Thousands of supporters of the extremist party spilled onto the streets on Monday after their leader was detained following his calls for the expulsion of the French ambassador. The protests have largely been cleared. But in Lahore, supporters continued a sit-in at a seminary that serves as the party headquarters despite the circulation of a handwritten plea from leader Saad Rizvi to end the protests.

Later on Friday, Minister for Interior Sheikh Rasheed Ahmed apologised for the government’s move to shut down social media services temporarily across the country, saying that it was done keeping in mind the masses’ best interest.

The interior minister said that WhatsApp, Instagram, and Facebook were suspended across the country as the government feared the members of the proscribed organisation would call for protests after Friday prayers.

Rasheed said that the government has defeated those spreading terrorism and inciting violence in the country, adding that the government would try to ensure people were not caused any further inconveniences related to social media.

“The ones who stopped oxygen [vans] and ambulances [from reaching hospitals during protests] were defeated today.
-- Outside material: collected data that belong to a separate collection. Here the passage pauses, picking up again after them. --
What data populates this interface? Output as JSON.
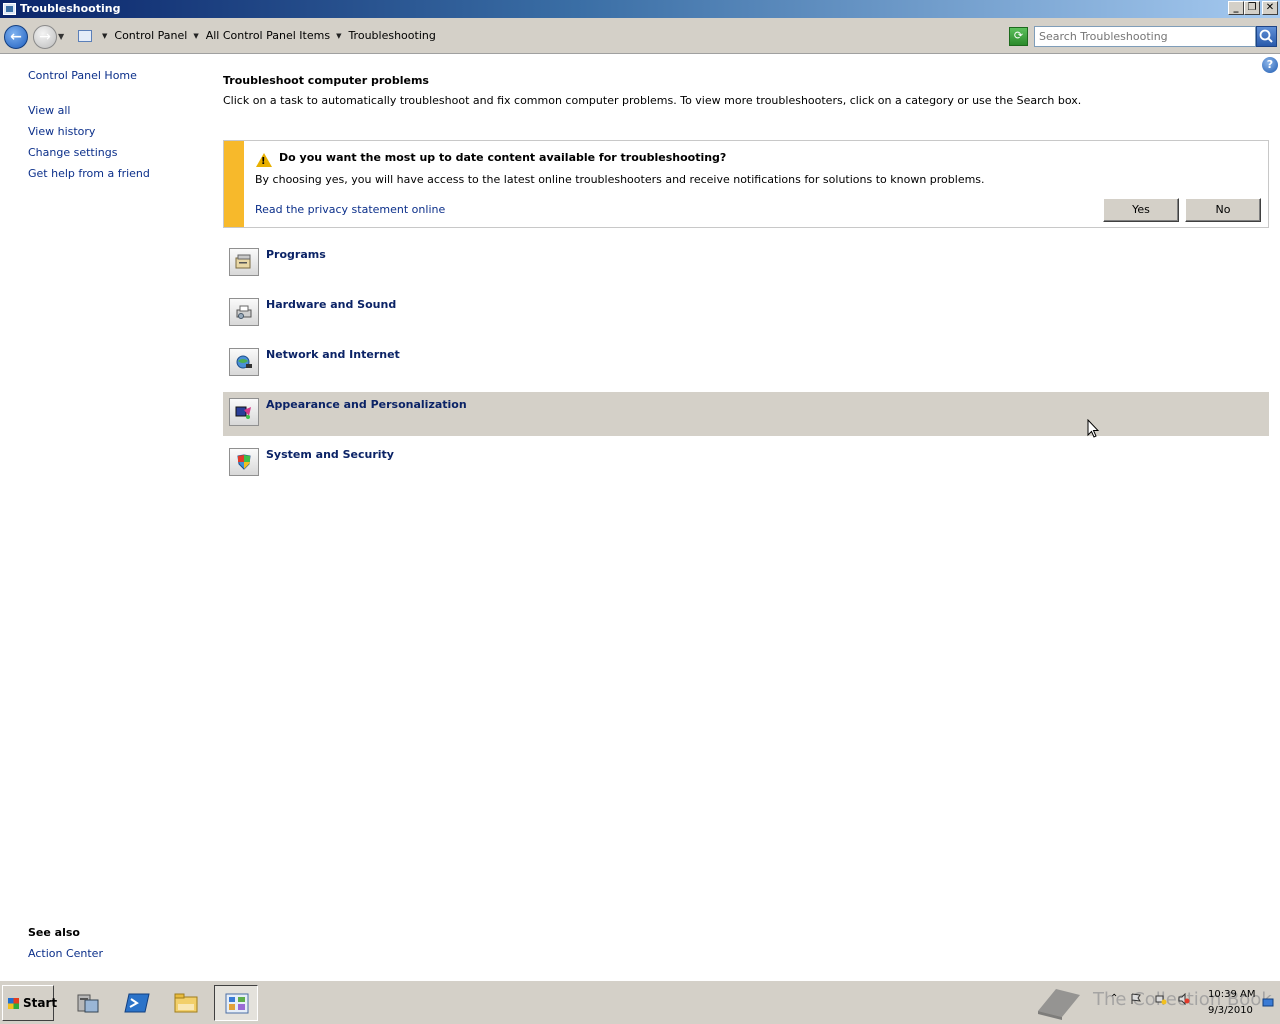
{
  "window": {
    "title": "Troubleshooting"
  },
  "address": {
    "crumbs": [
      "Control Panel",
      "All Control Panel Items",
      "Troubleshooting"
    ],
    "search_placeholder": "Search Troubleshooting"
  },
  "sidebar": {
    "home": "Control Panel Home",
    "links": [
      "View all",
      "View history",
      "Change settings",
      "Get help from a friend"
    ],
    "see_also_title": "See also",
    "see_also_links": [
      "Action Center"
    ]
  },
  "main": {
    "heading": "Troubleshoot computer problems",
    "description": "Click on a task to automatically troubleshoot and fix common computer problems. To view more troubleshooters, click on a category or use the Search box."
  },
  "notice": {
    "title": "Do you want the most up to date content available for troubleshooting?",
    "text": "By choosing yes, you will have access to the latest online troubleshooters and receive notifications for solutions to known problems.",
    "link": "Read the privacy statement online",
    "yes_label": "Yes",
    "no_label": "No"
  },
  "categories": [
    {
      "label": "Programs",
      "icon": "programs-icon"
    },
    {
      "label": "Hardware and Sound",
      "icon": "printer-icon"
    },
    {
      "label": "Network and Internet",
      "icon": "globe-network-icon"
    },
    {
      "label": "Appearance and Personalization",
      "icon": "palette-icon"
    },
    {
      "label": "System and Security",
      "icon": "shield-icon"
    }
  ],
  "taskbar": {
    "start_label": "Start",
    "apps": [
      "server-manager-icon",
      "powershell-icon",
      "explorer-icon",
      "control-panel-icon"
    ],
    "clock_time": "10:39 AM",
    "clock_date": "9/3/2010",
    "watermark": "The Collection Book"
  },
  "colors": {
    "link": "#0b2f8a",
    "category_text": "#0b2366",
    "notice_bar": "#f7b92b",
    "hover_row": "#d4d0c8"
  }
}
We have banned them [the proscribed organisation] and we will move for their dissolution as well,” he said.

The government will block their passports, identity cards, and bank accounts too, the interior minister added.

CRACKDOWN ON SOCIAL MEDIA BEGINS:

The Counter-Terrorism Department (CTD) of Sindh on Friday declared a crackdown on the social media accounts used by the now proscribed religious party for actively inciting violence in the port city and “glorifying the assaults on law enforcement personnel.”

CTD Deputy Inspector-General Omar Shahid Hamid said that the terrorism watchdog has set about on a strategy with Federal Investigation Agency’s (FIA) cybercrime wing to identify people using social media accounts to spread hate and stir up violence in the demonstrations.

“CTD has initiated action against individuals who used social media to incite violence, spread hate and glorified the assaults on law enforcement personnel. A list of TLP related social media accounts have been identified and a complaint lodged with FIA’s Cybercrime Wing,” he tweeted.

Action will be taken against all those as the lists of these “social media accounts have been identified”, he said. A complaint has been formally lodged with FIA’s cybercrime cell to initiate a probe against the people using those accounts, said the CTD DIG.

The counter-terrorism body of Sindh police said even the accounts of people, belonging to the proscribed far-right extremist party, encouraging the hatred against the state and violence meted out on the street, will be taken to task.